Mark the season or special holidays with a season-themed door. For all seasons, use texture to create interest and depth. Fall ideas include a textured tree with a trunk made from twisted brown paper and colorful, artificial leaves or an apple tree with student's names written on the apples. For winter, use a black background overlapped with a white sledding hill. Use cotton batting for the hill or white paper. Have the students create sleds to attach to the hill or snowflakes for the black sky area. Welcome spring with a huge flower made from material scraps, creating a petal for each student. Use textured material to make the flower's center. Add student-created butterflies or insects. Develop a beach scene for an end-of-the-year door. Use real sand for the beach, blue paper for water and yellow paper for a huge sun. Add details made by students like beach balls, umbrellas, buckets and shovels or crabs and fish.
A welcoming message on the door will invite students and families into the classroom all year long. Use a theme that connects with the rest of the classroom. For a frog theme, a door message might say, "Leap into Learning," with individual frogs for each student. For a play on words, create a school of fish with each student's name and write, "Welcome to School!" Use a piece of string to create a clothesline and attach each letter in the word "Welcome" to the string with a clothespin. Add pictures of students around the line.
Celebrate your school's sports teams and show school pride with a school-themed door. Use school colors for the background. Add the mascot to the center, then interchange items around the mascot as the sports season unfolds. Have the students make basketballs, footballs, tennis balls or softballs for each season. List the players' names and numbers on each ball or make spirit flags to arrange around the mascot. Keep track of wins and losses on a chart. Add pom-poms made from tissue paper strips for texture or a goal post made from painted cardboard tubes during football season.

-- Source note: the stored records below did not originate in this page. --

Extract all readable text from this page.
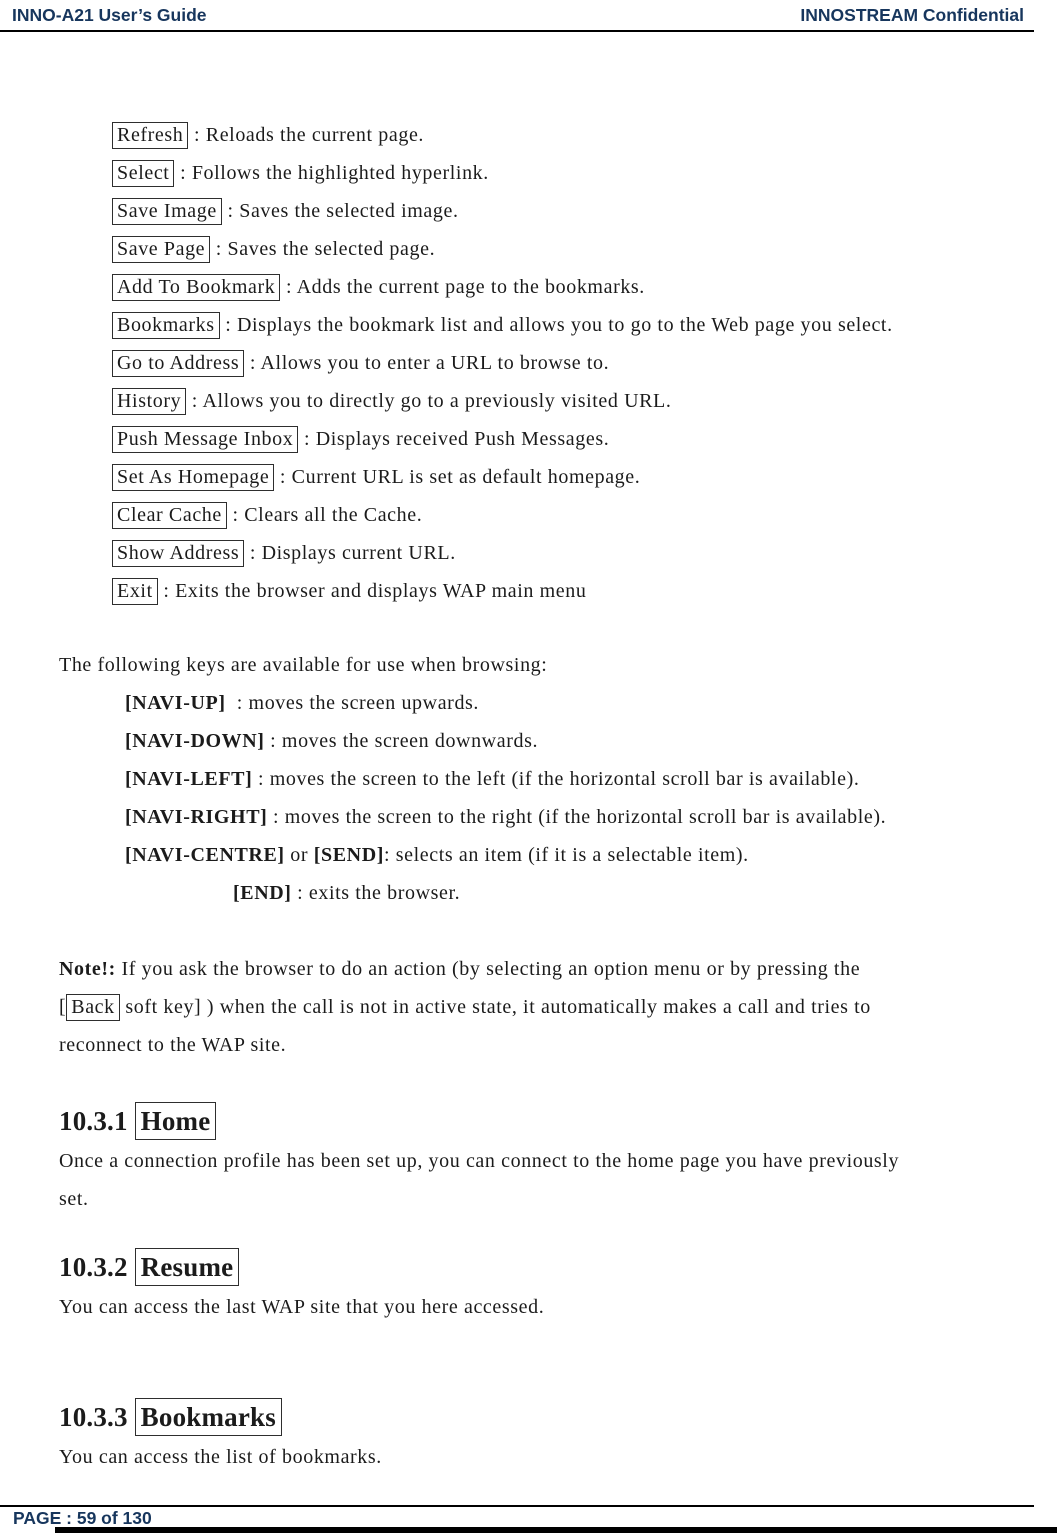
INNO-A21 User’s Guide	INNOSTREAM Confidential
Refresh : Reloads the current page.
Select : Follows the highlighted hyperlink.
Save Image : Saves the selected image.
Save Page : Saves the selected page.
Add To Bookmark : Adds the current page to the bookmarks.
Bookmarks : Displays the bookmark list and allows you to go to the Web page you select.
Go to Address : Allows you to enter a URL to browse to.
History : Allows you to directly go to a previously visited URL.
Push Message Inbox : Displays received Push Messages.
Set As Homepage : Current URL is set as default homepage.
Clear Cache : Clears all the Cache.
Show Address : Displays current URL.
Exit : Exits the browser and displays WAP main menu
The following keys are available for use when browsing:
[NAVI-UP]  : moves the screen upwards.
[NAVI-DOWN] : moves the screen downwards.
[NAVI-LEFT] : moves the screen to the left (if the horizontal scroll bar is available).
[NAVI-RIGHT] : moves the screen to the right (if the horizontal scroll bar is available).
[NAVI-CENTRE] or [SEND]: selects an item (if it is a selectable item).
[END] : exits the browser.
Note!: If you ask the browser to do an action (by selecting an option menu or by pressing the
[ Back soft key] ) when the call is not in active state, it automatically makes a call and tries to
reconnect to the WAP site.
10.3.1 Home
Once a connection profile has been set up, you can connect to the home page you have previously
set.
10.3.2 Resume
You can access the last WAP site that you here accessed.
10.3.3 Bookmarks
You can access the list of bookmarks.
PAGE : 59 of 130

Bring some of the learning going on inside the classroom out into the hallway with an interactive door display. Make word cards for each word the students have learned and "read the door" each time you leave the classroom as a group. Use a creative background, perhaps a tree or a schoolhouse. Hide letters around the scene and challenge students to find each letter and say its sound. Practice rhyming words by placing word cards randomly and ask students to match rhyming pairs. Use fabric fastener circles so children can easily remove and replace letters or word cards.